The Delhi High Court has scheduled for May 16 a petition filed by the grandson of former railways minister L N Mishra, seeking a thorough reinvestigation into his assassination in a blast at Bihar’s Samastipur Railway Station more than 48 years ago.
A bench led by Justice Suresh Kumar Kait listed the plea by Vaibhav Mishra alongside an appeal by the convicts challenging their conviction and life sentence for the murder.
Vaibhav Mishra approached the high court subsequent to a Supreme Court ruling on October 13 last year, granting him permission to participate in the final hearing of the convicts’ appeal.

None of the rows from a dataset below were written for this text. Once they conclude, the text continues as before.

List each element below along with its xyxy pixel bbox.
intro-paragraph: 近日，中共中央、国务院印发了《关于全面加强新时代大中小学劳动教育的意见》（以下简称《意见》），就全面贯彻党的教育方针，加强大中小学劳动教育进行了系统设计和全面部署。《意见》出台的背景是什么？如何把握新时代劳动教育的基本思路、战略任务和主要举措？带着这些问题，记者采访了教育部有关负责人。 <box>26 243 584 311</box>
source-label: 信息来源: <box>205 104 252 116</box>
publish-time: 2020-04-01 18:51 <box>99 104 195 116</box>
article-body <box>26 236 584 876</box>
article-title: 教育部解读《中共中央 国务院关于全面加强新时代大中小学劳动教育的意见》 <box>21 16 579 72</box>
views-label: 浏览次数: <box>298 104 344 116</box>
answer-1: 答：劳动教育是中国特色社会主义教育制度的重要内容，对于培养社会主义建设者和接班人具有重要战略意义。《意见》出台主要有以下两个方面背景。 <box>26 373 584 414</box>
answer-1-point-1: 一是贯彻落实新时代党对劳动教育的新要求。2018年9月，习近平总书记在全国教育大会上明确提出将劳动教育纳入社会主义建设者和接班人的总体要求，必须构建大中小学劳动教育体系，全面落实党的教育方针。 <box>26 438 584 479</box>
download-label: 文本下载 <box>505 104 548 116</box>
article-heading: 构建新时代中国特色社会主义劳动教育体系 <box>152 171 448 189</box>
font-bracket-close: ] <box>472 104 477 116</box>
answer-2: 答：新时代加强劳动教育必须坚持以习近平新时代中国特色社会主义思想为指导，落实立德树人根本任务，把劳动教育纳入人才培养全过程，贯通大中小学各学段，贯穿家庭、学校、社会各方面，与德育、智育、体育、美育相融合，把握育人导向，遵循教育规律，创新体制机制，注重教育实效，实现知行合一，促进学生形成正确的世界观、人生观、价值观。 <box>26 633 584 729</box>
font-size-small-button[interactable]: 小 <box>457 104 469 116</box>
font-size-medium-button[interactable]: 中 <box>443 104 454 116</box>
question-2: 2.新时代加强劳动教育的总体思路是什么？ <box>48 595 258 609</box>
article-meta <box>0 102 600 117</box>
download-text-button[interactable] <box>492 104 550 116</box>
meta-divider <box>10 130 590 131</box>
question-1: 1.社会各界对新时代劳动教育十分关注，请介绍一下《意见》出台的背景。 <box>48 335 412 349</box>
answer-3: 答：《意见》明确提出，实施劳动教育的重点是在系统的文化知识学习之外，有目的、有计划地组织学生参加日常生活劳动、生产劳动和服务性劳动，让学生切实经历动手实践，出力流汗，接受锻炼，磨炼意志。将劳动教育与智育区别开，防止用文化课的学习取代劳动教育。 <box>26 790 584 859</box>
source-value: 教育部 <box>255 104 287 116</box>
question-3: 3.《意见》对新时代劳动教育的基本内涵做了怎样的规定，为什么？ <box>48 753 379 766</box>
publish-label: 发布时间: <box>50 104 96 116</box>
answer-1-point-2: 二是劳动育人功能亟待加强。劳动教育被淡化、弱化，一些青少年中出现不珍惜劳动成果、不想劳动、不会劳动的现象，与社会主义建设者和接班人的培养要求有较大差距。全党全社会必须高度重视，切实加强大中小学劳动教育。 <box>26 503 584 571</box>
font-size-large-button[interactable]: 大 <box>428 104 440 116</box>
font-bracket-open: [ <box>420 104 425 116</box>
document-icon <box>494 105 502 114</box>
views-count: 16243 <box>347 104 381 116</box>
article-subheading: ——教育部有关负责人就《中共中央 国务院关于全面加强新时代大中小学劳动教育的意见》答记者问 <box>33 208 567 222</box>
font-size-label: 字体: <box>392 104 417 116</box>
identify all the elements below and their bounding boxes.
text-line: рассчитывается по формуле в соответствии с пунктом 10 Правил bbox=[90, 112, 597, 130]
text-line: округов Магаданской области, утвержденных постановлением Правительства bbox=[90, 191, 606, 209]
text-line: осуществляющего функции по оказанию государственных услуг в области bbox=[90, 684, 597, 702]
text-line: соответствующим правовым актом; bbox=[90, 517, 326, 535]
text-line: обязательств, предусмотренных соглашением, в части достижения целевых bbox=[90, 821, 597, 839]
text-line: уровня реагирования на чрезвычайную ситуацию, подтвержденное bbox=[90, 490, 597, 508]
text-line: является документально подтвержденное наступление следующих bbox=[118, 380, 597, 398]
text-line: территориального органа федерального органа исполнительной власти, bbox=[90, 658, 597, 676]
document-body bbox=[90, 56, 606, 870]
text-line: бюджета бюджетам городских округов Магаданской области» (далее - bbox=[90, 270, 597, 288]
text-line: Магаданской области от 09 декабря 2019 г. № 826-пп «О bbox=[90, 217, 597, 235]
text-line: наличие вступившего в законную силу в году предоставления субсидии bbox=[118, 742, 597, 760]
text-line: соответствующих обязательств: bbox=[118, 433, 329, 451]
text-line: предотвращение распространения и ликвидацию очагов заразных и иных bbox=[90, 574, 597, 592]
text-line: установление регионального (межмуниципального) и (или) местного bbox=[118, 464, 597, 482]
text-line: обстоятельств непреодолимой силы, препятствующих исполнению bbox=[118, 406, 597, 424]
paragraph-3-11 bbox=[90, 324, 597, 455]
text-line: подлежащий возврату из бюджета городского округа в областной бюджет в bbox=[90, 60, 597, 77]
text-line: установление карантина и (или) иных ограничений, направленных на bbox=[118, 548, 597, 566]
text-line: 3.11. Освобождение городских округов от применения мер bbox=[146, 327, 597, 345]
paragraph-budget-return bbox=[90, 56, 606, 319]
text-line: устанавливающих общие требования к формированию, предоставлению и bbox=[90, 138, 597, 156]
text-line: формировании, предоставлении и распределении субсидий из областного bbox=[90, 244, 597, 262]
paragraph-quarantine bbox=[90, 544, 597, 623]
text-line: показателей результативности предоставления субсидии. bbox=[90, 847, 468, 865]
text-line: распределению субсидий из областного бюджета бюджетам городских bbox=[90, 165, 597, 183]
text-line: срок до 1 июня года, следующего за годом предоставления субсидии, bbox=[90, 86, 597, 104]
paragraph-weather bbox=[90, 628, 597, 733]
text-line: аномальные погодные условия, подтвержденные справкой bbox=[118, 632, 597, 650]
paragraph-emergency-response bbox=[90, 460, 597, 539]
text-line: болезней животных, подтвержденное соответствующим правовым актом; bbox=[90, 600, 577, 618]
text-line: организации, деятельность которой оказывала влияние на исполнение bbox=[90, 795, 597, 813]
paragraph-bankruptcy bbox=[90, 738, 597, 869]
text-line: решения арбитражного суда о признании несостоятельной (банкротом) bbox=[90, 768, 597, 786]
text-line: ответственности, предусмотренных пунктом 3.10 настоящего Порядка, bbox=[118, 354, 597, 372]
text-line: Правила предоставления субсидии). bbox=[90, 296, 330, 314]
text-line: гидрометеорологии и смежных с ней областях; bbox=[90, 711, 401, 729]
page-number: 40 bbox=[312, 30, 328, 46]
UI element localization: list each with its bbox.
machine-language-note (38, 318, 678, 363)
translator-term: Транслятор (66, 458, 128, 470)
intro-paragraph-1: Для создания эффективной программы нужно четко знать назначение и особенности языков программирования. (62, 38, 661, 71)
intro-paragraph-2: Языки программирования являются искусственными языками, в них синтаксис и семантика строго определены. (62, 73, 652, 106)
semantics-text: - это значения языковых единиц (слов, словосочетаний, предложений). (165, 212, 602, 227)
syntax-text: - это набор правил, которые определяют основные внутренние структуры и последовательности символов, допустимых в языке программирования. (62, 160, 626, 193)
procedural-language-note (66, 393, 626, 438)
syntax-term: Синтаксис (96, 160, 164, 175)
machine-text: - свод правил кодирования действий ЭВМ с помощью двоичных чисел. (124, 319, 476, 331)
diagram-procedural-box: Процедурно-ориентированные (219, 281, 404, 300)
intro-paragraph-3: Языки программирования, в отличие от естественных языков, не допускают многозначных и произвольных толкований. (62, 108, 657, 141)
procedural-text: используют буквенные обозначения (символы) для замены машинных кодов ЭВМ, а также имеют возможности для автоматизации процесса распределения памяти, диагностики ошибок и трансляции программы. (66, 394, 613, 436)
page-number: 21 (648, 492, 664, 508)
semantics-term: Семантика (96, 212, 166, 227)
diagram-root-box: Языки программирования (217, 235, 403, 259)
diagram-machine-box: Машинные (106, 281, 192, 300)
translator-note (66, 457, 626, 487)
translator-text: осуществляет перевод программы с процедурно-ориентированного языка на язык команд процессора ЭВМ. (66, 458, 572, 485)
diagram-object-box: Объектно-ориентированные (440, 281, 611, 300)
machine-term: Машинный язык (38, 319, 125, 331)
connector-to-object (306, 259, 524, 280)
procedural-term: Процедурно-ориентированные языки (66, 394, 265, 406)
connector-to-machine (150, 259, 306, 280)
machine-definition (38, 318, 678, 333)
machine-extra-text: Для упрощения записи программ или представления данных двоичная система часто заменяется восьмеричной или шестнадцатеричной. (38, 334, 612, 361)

“The present application under Section 482 CrPC has been filed pursuant to order dated 13.10.2023, passed by Hon’ble Supreme Court in SLP (Crl.) No.13467/2023 titled Vaibhav Mishra vs. CBI & Ors.
“List along with the main appeal being CRL.A. 91/2015 on 16th May, 2024,” the bench, also comprising Justice Manoj Jain, said in a recent order.
The veteran Congress leader and senior cabinet minister had suffered fatal injuries in grenade blasts at Samastipur while inaugurating a broad gauge line on January 2, 1975. He was later transferred for treatment from Samastipur to Danapur where he succumbed to injuries on January 3, 1975.
Vaibhav Mishra had moved the apex court challenging a high court ruling dismissing his plea for a direction to the CBI to conduct a “fair investigation” and “re-investigation” into the matter.
Claiming that the investigation was mishandled, Mishra sought a fresh probe on various grounds, including the discharge of the real culprits, leading to a “miscarriage of justice”.
Three ‘Ananda Margis’—Santoshanand, Sudevanand, and Gopalji—along with advocate Ranjan Dwivedi, were sentenced to life imprisonment in December 2014 by a trial court in Delhi for the murder of the former railway minister and two others.
The trial court concluded that the act of terrorism was aimed at pressuring the then Indira Gandhi government to release the group’s imprisoned leader.
The convicts lodged an appeal before the high court in 2015 challenging the trial court’s decision, and they were granted bail. The appeal is presently pending in the high court.
Moreover, the trial court had directed the Bihar government to compensate Rs 5 lakh each to the legal heirs of Mishra and two other victims who perished in the blast on January 2, 1975, just months before the declaration of Emergency.
The court found that the conspiracy to eliminate the targets was devised in a meeting in 1973 at a village in Bihar’s Bhagalpur district, attended by six ‘Ananda Margis’.
Accused Ram Nagina Prasad and Ram Rup were acquitted by the court in January 1981, while Arteshanand Avadhoot passed away in 2004 during the case’s pendency.
Two others, Visheshwaranand and Vikram, were pardoned after cooperating with the investigation as approvers.
The Supreme Court directed the case to be transferred from Bihar to Delhi.